Table 1 shows the SFs without γ-ray radiation for the total tumor cell population and the MN frequencies without γ-ray radiation for the total and Q cell populations. Q cells showed significantly higher MN frequencies at 0 Gy than the total cell population under each set of conditions (P < 0.05). Thalidomide administration produced significantly lower SFs and significantly higher MN frequencies at 0 Gy in both the total and Q cell populations than did absolutely no treatment (P < 0.05). The values at 0 Gy for both methods of administering thalidomide were almost the same although slightly lower SFs and higher MN frequencies were observed for the single administration than daily fractionated administration. Furthermore, the combined treatment with nicotinamide or MTH resulted in slightly lower SFs and significantly higher MN frequencies at 0 Gy in both the total and Q cell populations. The values at 0 Gy for the combined treatment with nicotinamide or MTH were almost the same although slightly lower SFs and higher MN frequencies were observed for nicotinamide than MTH.

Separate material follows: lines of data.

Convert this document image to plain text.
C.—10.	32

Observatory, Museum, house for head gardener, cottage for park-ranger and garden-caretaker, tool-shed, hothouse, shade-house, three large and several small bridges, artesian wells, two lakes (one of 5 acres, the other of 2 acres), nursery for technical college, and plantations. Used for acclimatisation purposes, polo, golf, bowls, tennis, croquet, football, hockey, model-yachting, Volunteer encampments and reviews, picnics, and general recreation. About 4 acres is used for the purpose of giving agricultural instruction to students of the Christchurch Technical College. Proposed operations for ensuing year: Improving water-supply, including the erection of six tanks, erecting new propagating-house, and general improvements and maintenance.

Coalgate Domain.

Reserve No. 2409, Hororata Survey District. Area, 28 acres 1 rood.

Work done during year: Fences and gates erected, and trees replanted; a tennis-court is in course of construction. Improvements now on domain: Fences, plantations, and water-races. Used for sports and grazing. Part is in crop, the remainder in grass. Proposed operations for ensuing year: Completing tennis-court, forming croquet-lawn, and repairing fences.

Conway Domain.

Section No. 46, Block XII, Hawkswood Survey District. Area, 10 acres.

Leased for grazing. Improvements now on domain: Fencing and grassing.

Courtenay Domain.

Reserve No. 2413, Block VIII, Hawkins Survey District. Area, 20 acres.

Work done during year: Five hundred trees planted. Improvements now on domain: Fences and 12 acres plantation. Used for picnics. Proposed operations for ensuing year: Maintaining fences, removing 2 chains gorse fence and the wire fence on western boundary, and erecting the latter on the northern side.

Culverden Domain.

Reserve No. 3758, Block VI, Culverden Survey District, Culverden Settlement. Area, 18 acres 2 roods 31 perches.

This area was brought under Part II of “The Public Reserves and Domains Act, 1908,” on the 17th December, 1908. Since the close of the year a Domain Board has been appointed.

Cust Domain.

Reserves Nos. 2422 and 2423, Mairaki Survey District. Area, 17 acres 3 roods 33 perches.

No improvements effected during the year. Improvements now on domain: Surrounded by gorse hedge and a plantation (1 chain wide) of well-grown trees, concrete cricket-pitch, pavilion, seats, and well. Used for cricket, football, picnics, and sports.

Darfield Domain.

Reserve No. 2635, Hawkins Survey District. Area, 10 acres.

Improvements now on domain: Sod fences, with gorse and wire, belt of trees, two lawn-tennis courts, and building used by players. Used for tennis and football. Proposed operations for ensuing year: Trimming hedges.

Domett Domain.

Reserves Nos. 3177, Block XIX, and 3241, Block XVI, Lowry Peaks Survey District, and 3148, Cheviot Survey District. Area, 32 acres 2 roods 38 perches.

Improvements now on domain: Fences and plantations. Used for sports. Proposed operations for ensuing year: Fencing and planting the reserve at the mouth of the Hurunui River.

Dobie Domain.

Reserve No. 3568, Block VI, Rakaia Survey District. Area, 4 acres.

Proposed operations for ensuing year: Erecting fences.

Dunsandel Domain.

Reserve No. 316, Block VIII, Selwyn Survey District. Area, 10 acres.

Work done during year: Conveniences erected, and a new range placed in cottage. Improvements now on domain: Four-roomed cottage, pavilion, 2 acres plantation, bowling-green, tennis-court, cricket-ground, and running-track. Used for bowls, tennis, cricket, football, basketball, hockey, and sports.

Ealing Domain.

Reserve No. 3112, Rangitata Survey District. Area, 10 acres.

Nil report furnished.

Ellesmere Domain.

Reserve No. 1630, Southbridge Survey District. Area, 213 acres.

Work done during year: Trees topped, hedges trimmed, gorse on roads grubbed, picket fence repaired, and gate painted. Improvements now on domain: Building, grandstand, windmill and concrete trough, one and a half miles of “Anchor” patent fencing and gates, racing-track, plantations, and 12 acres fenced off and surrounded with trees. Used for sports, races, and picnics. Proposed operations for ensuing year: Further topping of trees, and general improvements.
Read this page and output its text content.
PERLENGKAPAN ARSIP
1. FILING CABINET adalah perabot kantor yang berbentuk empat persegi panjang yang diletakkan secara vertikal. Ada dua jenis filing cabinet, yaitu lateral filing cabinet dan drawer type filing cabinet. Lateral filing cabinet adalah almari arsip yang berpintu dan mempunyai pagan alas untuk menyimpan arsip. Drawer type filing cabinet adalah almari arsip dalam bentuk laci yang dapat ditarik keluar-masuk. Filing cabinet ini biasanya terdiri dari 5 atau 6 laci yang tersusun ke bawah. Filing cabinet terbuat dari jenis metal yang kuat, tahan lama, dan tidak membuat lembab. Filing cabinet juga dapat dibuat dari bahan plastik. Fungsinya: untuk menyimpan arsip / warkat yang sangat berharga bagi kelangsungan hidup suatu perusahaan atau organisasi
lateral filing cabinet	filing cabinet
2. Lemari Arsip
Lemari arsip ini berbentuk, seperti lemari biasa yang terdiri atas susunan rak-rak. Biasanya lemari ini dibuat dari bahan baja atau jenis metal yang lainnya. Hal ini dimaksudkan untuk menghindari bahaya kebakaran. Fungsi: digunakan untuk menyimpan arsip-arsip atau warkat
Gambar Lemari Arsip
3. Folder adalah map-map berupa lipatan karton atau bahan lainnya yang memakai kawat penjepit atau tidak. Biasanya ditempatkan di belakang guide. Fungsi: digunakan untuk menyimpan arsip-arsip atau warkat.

Cell survival curves for the total tumor cell population as a function of radiation dose are shown in Figure 1. The SFs without thalidomide and with singly administered thalidomide decreased in the following order: after γ-ray irradiation alone > after γ-ray irradiation following MTH > after γ-ray irradiation following nicotinamide administration. Meanwhile, the SFs with daily fractionated thalidomide decreased in the order: after γ-ray irradiation alone > after γ-ray irradiation following nicotinamide administration > after γ-ray irradiation following MTH.

Figure 1.
Click for large image
Figure 1. Cell survival curves for the total cell population from B16-BL6 tumors irradiated with γ-rays following single or two intraperitoneal administrations of thalidomide in combination with nicotinamide treatment or mild temperature hyperthermia (MTH) on day 18 after tumor cell inoculation. Circles: γ-ray irradiation only; squares: γ-ray irradiation with nicotinamide treatment; triangles: γ-ray irradiation with MTH. Bars represent standard errors (n = 6).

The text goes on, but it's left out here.